Chromosomal instability (CIN) results in the accumulation of structural and numerical alterations across the genome. Most CIN-related alterations arise from endogenous causes, such as defects in DNA repair mechanisms. Current experimental models often exhibit multiple types of CIN simultaneously. For instance, widely used cancer cell lines harbour mutations in multiple genes and display highly unstable genetic backgrounds, making it difficult to study the genomic impact of a specific CIN-related mutational process. Therefore, to better understand the role of CIN in tumorigenesis, it is essential to develop new model systems that express a single CIN type in a normal genetic background. As a proof of concept, we focused on developing in vitro models of impaired homologous recombination (IHR), a therapeutically targetable type of CIN.

We have induced IHR in the diploid human-immortalized cell line hTERT RPE-1 Cas9 by knocking out BRCA1 or BRCA2 via CRISPR/Cas9 gene editing. Prior to BRCA1 or BRCA2 editing, we knocked out TP53 to ensure tolerance to CIN. Once we identified knockout clones, we performed single-cell shallow Whole Genome Sequencing (sWGS) after a limited amount of cell cycles post-editing (~80). We also assessed their sensitivity to olaparib and rucaparib, two PARP inhibitors (PARPi) routinely used to treat patients with IHR tumours.
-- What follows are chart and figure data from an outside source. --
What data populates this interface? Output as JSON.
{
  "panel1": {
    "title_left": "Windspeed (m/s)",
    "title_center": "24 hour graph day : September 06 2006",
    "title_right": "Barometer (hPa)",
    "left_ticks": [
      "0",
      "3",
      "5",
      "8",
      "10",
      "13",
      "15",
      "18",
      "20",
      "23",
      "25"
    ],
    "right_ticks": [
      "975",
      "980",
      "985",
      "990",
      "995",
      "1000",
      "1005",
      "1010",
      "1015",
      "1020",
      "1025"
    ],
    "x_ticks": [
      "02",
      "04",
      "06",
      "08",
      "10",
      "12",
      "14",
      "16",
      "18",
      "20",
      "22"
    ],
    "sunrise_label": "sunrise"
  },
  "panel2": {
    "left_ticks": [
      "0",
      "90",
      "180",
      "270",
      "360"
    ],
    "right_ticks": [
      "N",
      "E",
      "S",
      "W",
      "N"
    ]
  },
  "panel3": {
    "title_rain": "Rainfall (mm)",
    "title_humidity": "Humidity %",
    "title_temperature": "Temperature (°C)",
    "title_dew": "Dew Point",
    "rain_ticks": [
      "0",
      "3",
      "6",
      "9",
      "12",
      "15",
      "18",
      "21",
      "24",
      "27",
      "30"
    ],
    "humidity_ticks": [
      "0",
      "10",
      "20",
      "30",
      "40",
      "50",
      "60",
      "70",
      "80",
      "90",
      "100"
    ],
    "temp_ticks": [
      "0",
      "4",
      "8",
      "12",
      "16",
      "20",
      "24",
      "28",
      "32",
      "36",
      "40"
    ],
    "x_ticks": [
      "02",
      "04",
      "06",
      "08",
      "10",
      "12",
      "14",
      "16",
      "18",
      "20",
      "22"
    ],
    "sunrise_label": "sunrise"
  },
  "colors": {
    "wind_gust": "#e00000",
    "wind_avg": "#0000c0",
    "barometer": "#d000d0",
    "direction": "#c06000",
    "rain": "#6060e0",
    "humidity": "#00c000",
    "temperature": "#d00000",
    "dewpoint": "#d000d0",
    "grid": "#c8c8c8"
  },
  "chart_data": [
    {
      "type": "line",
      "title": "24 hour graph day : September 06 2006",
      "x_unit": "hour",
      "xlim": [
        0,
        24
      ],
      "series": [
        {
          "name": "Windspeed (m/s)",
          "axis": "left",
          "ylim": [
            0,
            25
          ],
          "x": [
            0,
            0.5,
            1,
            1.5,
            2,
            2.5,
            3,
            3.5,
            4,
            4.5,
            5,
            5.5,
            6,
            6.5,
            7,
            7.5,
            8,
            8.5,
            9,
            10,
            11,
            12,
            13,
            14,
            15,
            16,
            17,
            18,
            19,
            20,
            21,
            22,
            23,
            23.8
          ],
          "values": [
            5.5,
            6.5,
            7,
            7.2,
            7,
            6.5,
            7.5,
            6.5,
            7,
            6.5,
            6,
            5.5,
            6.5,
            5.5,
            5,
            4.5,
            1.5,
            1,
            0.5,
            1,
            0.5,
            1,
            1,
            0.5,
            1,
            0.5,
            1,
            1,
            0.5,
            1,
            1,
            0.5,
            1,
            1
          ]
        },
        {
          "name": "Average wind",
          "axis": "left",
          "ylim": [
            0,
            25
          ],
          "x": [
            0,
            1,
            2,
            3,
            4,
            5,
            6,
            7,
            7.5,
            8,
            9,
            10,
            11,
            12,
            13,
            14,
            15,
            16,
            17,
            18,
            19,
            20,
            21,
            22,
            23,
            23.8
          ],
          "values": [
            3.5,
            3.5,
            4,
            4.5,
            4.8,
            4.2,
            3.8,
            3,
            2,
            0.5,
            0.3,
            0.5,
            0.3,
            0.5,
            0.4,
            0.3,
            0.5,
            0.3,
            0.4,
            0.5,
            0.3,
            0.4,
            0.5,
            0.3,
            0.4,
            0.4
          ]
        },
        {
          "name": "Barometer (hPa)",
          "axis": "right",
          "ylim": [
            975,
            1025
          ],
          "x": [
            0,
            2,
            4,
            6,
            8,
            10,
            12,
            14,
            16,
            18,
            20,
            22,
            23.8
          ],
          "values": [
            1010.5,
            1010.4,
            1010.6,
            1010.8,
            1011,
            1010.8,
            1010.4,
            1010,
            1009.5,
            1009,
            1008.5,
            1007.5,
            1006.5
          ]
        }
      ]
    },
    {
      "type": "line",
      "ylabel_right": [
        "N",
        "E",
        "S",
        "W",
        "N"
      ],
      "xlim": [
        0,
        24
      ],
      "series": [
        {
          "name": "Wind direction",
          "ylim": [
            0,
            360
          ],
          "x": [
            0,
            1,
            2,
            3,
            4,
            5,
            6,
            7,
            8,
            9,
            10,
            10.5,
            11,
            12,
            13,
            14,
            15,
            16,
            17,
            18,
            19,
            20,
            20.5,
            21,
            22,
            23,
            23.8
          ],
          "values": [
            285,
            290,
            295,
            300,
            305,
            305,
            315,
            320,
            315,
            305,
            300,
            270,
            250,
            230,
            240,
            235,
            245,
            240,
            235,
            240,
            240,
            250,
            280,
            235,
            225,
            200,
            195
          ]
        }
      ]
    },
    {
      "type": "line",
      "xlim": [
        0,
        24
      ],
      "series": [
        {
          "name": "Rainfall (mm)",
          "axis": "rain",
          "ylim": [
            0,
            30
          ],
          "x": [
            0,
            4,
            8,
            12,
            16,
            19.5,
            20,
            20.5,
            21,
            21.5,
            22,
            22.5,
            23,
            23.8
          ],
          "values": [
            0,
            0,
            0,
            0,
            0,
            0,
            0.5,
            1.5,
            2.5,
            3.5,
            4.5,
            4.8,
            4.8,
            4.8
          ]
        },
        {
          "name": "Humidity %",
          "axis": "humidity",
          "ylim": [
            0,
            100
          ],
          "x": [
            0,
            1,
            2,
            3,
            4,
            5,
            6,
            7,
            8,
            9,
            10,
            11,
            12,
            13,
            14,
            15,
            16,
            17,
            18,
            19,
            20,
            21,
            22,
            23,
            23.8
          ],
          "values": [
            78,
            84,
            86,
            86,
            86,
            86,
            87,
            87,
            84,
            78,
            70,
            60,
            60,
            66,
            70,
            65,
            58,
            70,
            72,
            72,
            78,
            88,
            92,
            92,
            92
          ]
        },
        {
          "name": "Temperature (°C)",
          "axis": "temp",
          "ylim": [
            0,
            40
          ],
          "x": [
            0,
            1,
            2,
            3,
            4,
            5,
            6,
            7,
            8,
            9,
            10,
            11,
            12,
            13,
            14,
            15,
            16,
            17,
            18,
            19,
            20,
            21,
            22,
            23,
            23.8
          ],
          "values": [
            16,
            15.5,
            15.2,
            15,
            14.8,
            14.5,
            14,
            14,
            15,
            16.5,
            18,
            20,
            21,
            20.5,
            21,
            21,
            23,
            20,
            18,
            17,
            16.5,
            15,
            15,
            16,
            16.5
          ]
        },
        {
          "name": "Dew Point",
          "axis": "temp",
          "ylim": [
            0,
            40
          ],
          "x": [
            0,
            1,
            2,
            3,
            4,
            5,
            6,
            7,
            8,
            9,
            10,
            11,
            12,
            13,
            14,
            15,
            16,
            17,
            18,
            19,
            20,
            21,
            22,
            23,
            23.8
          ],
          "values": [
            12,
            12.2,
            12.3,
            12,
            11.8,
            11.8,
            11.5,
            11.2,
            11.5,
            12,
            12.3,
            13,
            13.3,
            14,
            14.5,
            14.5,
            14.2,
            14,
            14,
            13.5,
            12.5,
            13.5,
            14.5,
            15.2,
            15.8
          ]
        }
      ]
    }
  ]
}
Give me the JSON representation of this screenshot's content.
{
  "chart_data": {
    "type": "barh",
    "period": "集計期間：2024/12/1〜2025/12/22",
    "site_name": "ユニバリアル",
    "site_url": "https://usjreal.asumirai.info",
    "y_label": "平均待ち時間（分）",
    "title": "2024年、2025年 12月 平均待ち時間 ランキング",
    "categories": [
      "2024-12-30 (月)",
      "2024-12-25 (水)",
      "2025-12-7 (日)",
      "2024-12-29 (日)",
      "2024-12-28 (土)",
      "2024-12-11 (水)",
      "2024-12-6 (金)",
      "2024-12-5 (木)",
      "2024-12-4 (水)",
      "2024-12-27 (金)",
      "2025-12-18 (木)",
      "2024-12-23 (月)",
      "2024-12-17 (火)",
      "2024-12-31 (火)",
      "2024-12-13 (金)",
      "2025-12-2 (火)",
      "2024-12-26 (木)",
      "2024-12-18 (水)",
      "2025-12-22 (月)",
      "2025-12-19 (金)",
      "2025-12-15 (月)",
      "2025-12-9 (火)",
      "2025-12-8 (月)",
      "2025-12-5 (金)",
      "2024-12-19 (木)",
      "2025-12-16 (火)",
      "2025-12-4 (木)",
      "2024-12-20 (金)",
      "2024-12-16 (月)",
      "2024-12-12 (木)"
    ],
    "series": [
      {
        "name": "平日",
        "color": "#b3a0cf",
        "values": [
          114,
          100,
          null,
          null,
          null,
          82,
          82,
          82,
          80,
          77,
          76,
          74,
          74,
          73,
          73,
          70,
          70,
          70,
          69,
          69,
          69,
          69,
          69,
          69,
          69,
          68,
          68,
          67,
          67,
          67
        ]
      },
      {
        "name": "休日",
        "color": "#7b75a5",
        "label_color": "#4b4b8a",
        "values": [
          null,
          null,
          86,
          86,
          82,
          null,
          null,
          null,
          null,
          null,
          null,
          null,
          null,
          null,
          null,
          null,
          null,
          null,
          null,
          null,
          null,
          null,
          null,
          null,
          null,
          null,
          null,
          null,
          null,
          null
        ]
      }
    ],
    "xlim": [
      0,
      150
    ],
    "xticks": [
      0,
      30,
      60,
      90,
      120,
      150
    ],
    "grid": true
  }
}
We have observed that TP53-/- BRCA1-/- and TP53-/- BRCA2-/- cells acquire new copy number alterations compared to parental (TP53-/- BRCA1/2WT) cells, confirming that IHR-related CIN was induced via CRISPR/Cas9 gene editing in a TP53-/- background. These newly-acquired alterations are probabilistically mapped to CIN signatures linked to mitotic errors and IHR, suggesting a specific pattern of molecular defects induced by the loss of BRCA1 or BRCA2. Parental single cells (TP53-/-) display minimal genomic alterations associated with occasional chromosome missegregation. Importantly, the genomic scars left by inducing IHR were not detected at bulk sequencing level, despite the clear differences in genomic changes observed at single-cell sequencing levell, underscoring the need for single cell analyses. Indeed, TP53-/- BRCA1-/- and TP53-/- BRCA2-/- cells show significantly increased sensitivity to olaparib and rucaparib compared to parental cells.
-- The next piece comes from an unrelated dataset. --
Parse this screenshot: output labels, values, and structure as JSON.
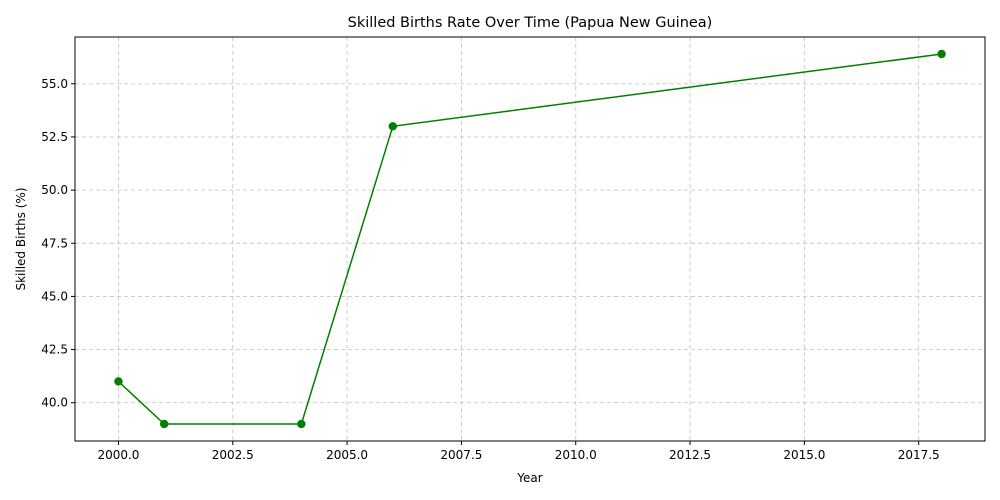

These findings underscore the value of models harbouring isolated molecular defects in linking specific CIN patterns to their underlying causes and that our single-cell workflow accurately detects CIN-types in a premalignant scenario, which has not been possible to date given the limited resolution of standard bulk sequencing. Therefore, we are now increasing the collection of these models by knocking out 562 genes related to other DNA Damage Response pathways.